Lo económico y lo político son dos aspectos de la realidad social que no pueden ser abordados de manera separada. En cuanto a lo primero, a pesar de los cuestionamientos a la economía social de mercado, existe un mayor consenso con dicho régimen. Pero en cuanto a lo segundo, ¿hasta qué punto esta joven democracia resulta idónea para garantizarnos a todos nuestras libertades? En realidad, más allá del sistema de gobierno, debe preocuparnos el estado derecho, es decir, la idea de que gobiernen las leyes y no los hombres, haya separación de poderes, y prevalezcan los derechos de las personas.
Ahora bien, es desde los recientes acontecimientos, que ensayaremos algunas críticas, tanto al modelo político como al económico, que prevalecen por estos predios. “Lava Jato”, Odebrecht y Barata nos ofrecen la oportunidad de cuestionar al actual sistema que, en el fondo, es una mezcla de mercantilismo y de populismo.
La democracia moderna basada en partidos políticos que compiten por el poder ha colapsado. En el Perú hemos llegado al punto que aquellos colindan con la criminalidad organizada y el lavado de activos, siendo instrumentos –una vez en el gobierno- para otorgar privilegios legales y jugosos contratos a costa del presupuesto estatal a quienes financian sus campañas. El artículo 35 de la Constitución es poesía, pues tales organizaciones no concurren a la formación y manifestación de la voluntad popular, sino de determinados grupos de intereses.
La información es manipulada de tal manera que el ciudadano-elector se encuentra confundido respecto de quién es quién. Todo ello en medio del circo mediático de los realities que nos mantienen desinformados. Así, la opinión pública es moldeada para anular el espíritu crítico de cada persona, sobre el que debiera reposar la democracia. Sumado a ello, existe un copamiento y control de las instituciones encargadas de administrar justicia, convirtiéndose en meros instrumentos de venganza y amedrentamiento para el enemigo político, de tal suerte que la justicia no es igual para todos.
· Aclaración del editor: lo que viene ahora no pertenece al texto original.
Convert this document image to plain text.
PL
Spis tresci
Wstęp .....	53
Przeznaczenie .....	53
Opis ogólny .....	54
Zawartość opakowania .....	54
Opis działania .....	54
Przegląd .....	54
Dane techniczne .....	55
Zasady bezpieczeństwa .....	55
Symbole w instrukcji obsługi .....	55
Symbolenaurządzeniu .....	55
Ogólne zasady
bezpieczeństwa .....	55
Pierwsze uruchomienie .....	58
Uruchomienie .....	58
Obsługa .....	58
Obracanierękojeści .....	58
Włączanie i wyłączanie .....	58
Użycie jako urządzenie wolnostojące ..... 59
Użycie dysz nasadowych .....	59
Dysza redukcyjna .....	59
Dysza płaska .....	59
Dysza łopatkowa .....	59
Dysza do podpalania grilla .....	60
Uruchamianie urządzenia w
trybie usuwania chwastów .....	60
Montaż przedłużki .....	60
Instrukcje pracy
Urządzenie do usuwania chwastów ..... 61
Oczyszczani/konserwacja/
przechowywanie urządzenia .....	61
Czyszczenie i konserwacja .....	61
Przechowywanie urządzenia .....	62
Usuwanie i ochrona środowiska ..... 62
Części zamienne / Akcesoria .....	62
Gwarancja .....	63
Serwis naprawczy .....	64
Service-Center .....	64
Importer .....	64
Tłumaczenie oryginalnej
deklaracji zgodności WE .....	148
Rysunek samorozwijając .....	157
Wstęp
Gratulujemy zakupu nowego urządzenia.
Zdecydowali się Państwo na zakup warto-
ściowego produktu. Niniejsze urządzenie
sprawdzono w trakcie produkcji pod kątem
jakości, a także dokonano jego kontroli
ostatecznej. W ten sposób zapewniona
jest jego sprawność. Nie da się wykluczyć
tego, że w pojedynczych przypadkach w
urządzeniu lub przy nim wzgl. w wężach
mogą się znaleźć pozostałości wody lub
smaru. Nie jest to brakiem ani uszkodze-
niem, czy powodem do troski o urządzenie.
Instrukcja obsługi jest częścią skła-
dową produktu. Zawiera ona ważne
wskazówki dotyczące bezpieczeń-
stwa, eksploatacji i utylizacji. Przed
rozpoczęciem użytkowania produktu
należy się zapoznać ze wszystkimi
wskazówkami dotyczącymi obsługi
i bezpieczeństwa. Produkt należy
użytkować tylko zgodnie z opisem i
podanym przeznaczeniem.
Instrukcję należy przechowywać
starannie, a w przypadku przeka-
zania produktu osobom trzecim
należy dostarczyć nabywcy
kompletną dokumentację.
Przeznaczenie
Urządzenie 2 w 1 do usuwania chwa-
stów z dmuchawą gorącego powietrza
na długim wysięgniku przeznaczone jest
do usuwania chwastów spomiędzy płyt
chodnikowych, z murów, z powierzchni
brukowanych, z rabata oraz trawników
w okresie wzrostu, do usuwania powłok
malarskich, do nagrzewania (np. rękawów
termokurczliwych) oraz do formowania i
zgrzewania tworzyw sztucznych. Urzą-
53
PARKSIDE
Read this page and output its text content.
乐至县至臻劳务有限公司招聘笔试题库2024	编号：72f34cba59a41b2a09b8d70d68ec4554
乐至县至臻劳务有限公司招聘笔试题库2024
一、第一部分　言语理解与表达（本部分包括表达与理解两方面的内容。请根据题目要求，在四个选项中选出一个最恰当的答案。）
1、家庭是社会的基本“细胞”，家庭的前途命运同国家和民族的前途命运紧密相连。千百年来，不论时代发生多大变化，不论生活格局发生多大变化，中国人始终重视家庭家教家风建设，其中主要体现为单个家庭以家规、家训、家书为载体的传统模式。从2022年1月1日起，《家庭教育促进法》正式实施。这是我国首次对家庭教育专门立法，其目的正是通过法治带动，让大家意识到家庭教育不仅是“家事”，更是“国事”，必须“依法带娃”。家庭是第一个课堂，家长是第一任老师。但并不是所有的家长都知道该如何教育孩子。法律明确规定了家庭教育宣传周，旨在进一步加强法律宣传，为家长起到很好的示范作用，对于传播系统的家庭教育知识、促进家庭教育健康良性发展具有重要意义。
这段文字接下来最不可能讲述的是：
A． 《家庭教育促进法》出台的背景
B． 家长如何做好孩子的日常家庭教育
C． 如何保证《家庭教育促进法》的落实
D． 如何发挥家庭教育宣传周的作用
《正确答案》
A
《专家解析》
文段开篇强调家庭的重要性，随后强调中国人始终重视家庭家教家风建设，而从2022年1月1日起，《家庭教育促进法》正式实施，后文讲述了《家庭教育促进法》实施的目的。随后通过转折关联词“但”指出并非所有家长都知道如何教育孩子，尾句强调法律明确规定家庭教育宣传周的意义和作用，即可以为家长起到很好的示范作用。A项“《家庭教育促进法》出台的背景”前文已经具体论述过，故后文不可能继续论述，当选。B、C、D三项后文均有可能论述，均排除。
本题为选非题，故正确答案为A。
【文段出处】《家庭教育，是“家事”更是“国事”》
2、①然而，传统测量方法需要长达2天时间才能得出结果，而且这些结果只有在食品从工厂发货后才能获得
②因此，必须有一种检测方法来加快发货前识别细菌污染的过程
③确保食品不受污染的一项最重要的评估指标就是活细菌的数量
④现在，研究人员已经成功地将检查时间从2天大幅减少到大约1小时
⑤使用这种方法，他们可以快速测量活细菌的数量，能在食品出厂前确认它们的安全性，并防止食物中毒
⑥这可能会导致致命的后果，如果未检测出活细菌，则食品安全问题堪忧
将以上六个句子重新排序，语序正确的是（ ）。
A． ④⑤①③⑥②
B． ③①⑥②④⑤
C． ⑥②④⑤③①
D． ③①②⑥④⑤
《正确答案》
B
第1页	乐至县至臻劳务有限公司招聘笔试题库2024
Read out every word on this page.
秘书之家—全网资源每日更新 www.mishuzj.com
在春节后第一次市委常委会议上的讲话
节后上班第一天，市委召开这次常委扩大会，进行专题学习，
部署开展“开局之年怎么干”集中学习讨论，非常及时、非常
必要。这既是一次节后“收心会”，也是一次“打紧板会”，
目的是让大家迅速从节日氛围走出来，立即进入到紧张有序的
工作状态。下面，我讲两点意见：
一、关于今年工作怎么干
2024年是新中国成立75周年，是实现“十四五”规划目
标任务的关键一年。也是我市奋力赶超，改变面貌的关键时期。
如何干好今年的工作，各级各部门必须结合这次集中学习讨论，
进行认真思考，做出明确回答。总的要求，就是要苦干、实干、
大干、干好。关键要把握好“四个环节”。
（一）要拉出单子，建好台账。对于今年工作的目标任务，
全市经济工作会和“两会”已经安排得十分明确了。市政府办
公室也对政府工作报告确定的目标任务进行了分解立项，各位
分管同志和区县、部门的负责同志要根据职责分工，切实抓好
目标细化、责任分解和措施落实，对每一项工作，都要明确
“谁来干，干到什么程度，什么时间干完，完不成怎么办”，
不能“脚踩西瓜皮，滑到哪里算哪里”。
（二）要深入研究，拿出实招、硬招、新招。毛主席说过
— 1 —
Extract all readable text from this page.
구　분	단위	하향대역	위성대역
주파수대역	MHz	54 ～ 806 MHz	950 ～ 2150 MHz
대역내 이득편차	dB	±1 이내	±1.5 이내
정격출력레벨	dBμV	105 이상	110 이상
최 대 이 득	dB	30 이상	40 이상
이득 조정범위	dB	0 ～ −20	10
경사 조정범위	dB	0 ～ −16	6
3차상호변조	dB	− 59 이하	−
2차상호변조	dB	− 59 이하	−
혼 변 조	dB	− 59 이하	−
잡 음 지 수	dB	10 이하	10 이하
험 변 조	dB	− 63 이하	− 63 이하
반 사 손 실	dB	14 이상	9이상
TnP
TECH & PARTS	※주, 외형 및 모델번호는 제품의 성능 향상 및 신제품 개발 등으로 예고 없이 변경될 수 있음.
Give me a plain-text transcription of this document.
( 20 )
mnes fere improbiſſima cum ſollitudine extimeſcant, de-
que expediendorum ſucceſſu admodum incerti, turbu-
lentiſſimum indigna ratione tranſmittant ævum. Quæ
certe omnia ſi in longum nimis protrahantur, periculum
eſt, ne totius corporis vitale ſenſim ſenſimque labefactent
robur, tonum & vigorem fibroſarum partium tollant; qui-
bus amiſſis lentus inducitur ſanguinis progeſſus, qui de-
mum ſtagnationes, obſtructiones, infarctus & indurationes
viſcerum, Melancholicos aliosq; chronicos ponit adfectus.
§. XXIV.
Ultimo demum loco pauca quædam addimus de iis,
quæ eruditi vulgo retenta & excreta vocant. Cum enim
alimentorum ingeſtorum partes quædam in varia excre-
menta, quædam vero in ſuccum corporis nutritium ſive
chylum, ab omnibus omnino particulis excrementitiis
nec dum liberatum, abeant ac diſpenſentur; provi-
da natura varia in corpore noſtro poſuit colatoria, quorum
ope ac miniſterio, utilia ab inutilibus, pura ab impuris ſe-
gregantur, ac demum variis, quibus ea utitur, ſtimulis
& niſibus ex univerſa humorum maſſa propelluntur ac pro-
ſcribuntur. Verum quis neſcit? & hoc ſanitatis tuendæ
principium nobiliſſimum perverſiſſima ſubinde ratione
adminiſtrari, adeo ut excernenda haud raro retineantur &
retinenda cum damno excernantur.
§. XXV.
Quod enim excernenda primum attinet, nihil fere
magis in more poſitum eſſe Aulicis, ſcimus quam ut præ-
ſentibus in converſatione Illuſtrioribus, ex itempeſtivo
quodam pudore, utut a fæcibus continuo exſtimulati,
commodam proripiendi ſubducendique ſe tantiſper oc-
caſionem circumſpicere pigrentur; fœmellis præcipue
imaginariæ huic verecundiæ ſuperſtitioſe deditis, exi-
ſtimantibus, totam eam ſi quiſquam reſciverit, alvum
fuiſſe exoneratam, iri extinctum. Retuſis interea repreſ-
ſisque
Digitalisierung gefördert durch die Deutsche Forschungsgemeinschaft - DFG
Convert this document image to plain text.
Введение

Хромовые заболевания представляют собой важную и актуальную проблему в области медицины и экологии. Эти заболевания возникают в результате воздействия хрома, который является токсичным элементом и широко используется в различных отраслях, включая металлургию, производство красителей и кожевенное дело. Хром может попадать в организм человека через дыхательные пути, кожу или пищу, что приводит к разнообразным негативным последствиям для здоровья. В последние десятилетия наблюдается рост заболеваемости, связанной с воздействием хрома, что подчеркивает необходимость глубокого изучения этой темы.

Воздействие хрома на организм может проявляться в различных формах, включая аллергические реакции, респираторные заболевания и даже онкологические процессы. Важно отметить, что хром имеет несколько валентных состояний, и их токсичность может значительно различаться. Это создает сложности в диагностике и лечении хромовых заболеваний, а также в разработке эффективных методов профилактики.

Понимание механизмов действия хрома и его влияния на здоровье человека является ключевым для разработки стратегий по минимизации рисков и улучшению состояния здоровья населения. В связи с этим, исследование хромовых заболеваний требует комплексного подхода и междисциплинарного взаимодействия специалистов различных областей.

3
El problema no es moral sino institucional. Los altos índices de corrupción, a todo nivel, son el efecto de una legalidad que coloca al funcionario en una posición de la cual saca ventaja. El sistema ha caducado. Sólo sirve para que unos cuantos políticos cortesanos y empresarios mercantilistas se levanten en peso a todo el presupuesto nacional, es decir, al dinero de todos los contribuyentes. Para que unos cuantos vivan a expensas del trabajo de la gran mayoría. La solución: menos Estado y por ende menos presupuesto. Así eliminaremos los incentivos de hacer política, o mejor dicho, de vivir a costa del saqueado erario nacional. Quienes quieran salir de pobres compitan en el mercado.
La solución no consiste en dar más leyes, regular o fiscalizar más, ni mucho menos endurecer las penas para los delitos de corrupción, sino simple y sencillamente en reducir el presupuesto público para limitar los márgenes de acción del Estado –y del gobierno- a lo que originariamente constituyó su razón de ser: salvaguardar derechos y libertades. Hacer lo contrario empeorará las cosas. La propia sociedad y el mercado expectoran a quienes operan a sus espaldas y premian a quienes se conducen honrada y honestamente, pues el prestigio y la confianza son los combustibles para hacer legítimos negocios en los mercados.
Frente a esta solución liberal se opondrán los estatistas, los empresarios mercantilistas, los políticos cortesanos, los agitadores sociales, y quienes ven en la administración pública y el presupuesto estatal, el medio para mejorar su situación económica y su estatus. Por ello, frente a la tradición mercantilista y populista que prevalece en la atmósfera nacional, el discurso liberal resulta enteramente impopular. El discurso liberal no aspira al poder, sino por el contrario, a limitarlo en salvaguarda de las libertades individuales, centrándose en garantizar un orden en el que todos se ganen las cosas por esfuerzo propio y no porque la ley y el gobierno les quiten a unos para darles a otros.